Part of his image problem stems from corruption allegations dating back to the 1990s, when, as a minister in his wife's government, he earned the moniker "Mr. 10 percent" for alleged kickbacks in awarding government contracts.
He spent 11 years in jail on murder, drug-smuggling, and corruption charges, but was never convicted; in 2008, a Swiss court terminated an investigation into alleged money-laundering of $60 million. Shortly before his accession to the presidency, British court documents came to light containing reports that Zardari had been diagnosed with mental illnesses and suicidal tendencies. The reports were submitted as part of Zardari's efforts to plead ill-health in ongoing corruption cases.
Misstep in dealing with judges
A source close to the president privately acknowledged to the Monitor that two decisions in particular over the past year had proved disastrous to his image: the government's delay in restoring some of the judges – sacked by General Musharraf – to office in March, including popular Chief Justice Ithikar Chaudhry; and the imposition of a month-long emergency rule in the country's powerful Punjab Province, designed to undermine the opposition.
In July, an Interior Ministry announcement that anyone mocking the president in text messages, e-mail, or blogs risks being arrested and given a 14-year prison sentence under a new Cyber Crimes Act was met with more ridicule, as even Prime Minister Yusuf Raza Gilani and other senior members of the PPP moved to distance themselves from it.
The lively Pakistani media has generally been very vocal in its opposition to Zardari, leading some in the president's inner circle to suggest it is the work of an opposition-backed smear campaign to remove him from office.
Raising the prospect of a fresh political crisis, the PML-N last week threatened to take to the streets if its demands of placing Musharraf on trial and undoing changes he made to the Constitution were not met. The threats were averted, for the time being, following a conciliatory speech by Sharif.
Presidential spokeswoman Farahnaz Ispahani denies that the president's authority has been weakened, and points to Pakistan's securing nonmilitary aid and an International Monetary Fund loan as signs of success.
"Domestically and internationally, key decisionmakers who understand Zardari's vital role in making the war acceptable to the people of Pakistan," she says.
Taliban are not winning hearts and minds, either
Cyril Almeida, a columnist with the leading English daily Dawn, notes that the opposition do not have the requisite majority in parliament to impeach Zardari, nor, for the moment, is the military inclined to step back into the fray – a move that would require the tacit understanding of the United States.
Instead, he says, "perhaps the greatest danger to Zardari is Zardari.
"He's never been in serious politics before – there was Benazir, who was front and center," he continues. "In terms of how to run a political party in this country – he's good at maneuvering people and keeping allies happy. But when it comes to connecting to voters, does he understand that process? Does he have some kind of vision?"
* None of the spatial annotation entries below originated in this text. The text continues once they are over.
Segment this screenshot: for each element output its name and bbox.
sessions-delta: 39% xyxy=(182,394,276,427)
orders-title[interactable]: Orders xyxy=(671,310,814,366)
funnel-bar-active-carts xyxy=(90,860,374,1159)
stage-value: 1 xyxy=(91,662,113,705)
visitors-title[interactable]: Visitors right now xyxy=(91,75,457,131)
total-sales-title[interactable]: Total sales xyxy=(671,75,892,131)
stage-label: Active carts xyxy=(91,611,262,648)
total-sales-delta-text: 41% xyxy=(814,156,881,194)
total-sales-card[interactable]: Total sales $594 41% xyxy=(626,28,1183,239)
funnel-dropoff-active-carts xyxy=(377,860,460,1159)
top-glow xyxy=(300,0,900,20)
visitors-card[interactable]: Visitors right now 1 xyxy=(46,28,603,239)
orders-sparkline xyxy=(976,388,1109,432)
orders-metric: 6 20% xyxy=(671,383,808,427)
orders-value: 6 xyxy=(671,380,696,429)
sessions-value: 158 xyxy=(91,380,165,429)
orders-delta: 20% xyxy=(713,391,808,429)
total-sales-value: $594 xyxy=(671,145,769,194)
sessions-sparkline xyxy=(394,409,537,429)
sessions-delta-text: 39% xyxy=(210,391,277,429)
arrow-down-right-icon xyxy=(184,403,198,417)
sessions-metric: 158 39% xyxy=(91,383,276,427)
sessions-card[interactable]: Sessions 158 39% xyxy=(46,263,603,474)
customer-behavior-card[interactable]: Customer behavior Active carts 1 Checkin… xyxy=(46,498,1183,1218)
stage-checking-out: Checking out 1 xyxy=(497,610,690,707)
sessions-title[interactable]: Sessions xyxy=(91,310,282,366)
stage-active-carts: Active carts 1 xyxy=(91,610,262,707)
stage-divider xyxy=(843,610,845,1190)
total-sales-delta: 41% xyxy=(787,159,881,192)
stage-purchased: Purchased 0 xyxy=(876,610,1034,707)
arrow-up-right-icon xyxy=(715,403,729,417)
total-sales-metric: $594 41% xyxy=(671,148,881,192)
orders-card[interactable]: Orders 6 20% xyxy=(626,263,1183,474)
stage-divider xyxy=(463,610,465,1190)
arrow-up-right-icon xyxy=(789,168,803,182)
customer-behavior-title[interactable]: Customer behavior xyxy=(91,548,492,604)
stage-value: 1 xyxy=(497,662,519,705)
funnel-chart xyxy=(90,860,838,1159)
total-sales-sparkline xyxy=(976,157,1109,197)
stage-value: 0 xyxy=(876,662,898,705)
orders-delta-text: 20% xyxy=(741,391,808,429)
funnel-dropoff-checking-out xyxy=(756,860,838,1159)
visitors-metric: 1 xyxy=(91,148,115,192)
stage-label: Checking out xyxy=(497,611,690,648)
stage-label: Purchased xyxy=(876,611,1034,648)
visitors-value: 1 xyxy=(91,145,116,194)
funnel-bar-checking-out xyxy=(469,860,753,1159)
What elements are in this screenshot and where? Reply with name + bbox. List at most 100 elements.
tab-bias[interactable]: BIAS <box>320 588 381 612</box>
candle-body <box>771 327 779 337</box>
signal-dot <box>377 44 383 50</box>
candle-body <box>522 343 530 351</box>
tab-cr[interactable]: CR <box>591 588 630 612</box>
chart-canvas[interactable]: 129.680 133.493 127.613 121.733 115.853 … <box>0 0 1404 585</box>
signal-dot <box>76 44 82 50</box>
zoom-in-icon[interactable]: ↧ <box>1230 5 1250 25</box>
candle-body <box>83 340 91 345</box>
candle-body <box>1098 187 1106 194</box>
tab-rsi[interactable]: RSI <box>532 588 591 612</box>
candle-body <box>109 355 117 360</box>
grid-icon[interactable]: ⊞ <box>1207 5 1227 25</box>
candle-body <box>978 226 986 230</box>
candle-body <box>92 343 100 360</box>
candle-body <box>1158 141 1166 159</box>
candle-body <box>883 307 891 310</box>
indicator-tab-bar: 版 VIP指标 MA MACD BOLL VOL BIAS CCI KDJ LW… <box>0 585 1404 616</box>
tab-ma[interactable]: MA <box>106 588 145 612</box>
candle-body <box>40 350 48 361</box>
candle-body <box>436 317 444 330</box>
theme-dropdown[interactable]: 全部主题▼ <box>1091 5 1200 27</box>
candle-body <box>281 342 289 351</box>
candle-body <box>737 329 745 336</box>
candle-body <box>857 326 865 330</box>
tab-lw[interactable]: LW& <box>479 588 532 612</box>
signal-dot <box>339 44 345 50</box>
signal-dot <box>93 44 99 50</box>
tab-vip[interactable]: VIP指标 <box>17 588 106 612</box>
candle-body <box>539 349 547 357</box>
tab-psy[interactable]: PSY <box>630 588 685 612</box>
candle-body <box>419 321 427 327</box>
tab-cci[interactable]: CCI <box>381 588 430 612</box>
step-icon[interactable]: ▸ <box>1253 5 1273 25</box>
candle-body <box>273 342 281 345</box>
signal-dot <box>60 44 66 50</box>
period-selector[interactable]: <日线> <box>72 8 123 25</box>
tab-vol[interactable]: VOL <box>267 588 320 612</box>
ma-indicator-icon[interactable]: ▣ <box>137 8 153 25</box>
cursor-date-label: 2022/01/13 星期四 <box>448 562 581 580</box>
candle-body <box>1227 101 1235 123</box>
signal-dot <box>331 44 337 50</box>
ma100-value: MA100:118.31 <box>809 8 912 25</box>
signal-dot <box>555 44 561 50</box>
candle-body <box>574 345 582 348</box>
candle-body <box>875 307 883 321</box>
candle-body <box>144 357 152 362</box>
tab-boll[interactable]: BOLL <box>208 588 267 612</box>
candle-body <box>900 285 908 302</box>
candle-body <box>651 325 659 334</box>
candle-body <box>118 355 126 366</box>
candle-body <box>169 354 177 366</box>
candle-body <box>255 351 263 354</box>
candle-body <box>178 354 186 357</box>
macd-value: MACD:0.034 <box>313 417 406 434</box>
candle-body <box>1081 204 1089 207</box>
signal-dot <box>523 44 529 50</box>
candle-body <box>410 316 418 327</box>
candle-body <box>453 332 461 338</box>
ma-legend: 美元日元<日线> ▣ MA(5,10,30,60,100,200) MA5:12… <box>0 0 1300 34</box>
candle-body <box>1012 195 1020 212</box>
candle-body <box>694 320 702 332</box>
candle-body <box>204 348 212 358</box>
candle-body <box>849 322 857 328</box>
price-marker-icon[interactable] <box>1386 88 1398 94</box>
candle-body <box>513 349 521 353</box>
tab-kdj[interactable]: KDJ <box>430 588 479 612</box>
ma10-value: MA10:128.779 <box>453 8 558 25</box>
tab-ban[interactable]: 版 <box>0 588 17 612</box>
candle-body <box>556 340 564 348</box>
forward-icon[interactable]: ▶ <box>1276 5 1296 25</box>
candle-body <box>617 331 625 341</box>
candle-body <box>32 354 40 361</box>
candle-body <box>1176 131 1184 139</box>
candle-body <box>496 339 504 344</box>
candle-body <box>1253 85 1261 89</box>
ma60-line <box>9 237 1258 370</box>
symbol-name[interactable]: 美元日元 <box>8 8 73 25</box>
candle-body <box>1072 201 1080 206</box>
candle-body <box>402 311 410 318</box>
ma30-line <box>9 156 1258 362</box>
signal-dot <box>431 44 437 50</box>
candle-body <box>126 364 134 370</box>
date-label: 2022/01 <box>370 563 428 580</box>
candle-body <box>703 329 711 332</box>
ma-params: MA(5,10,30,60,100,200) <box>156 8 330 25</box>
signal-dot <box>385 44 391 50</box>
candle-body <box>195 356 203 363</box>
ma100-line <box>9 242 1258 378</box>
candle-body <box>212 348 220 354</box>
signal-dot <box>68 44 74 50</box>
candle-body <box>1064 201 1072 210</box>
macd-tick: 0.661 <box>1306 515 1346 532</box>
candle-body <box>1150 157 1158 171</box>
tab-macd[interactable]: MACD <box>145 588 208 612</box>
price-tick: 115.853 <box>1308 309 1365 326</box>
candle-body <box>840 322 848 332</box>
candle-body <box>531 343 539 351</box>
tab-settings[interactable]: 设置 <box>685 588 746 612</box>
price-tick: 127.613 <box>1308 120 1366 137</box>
Mr. Almeida says that Zardari's weaknesses as a leader and administrator are partly to blame for the country's ongoing economic and power crises. When it comes to winning hearts and minds against militancy, however, the Taliban are creating their own problems.
"I don't think the battle [for hearts and minds] can be won by the personal charisma of leaders," he says. "It's more a question of the militants contributing to their own downfall, by flogging women, by suicide bomb attacks, and so on. That's what really coalesces people against them."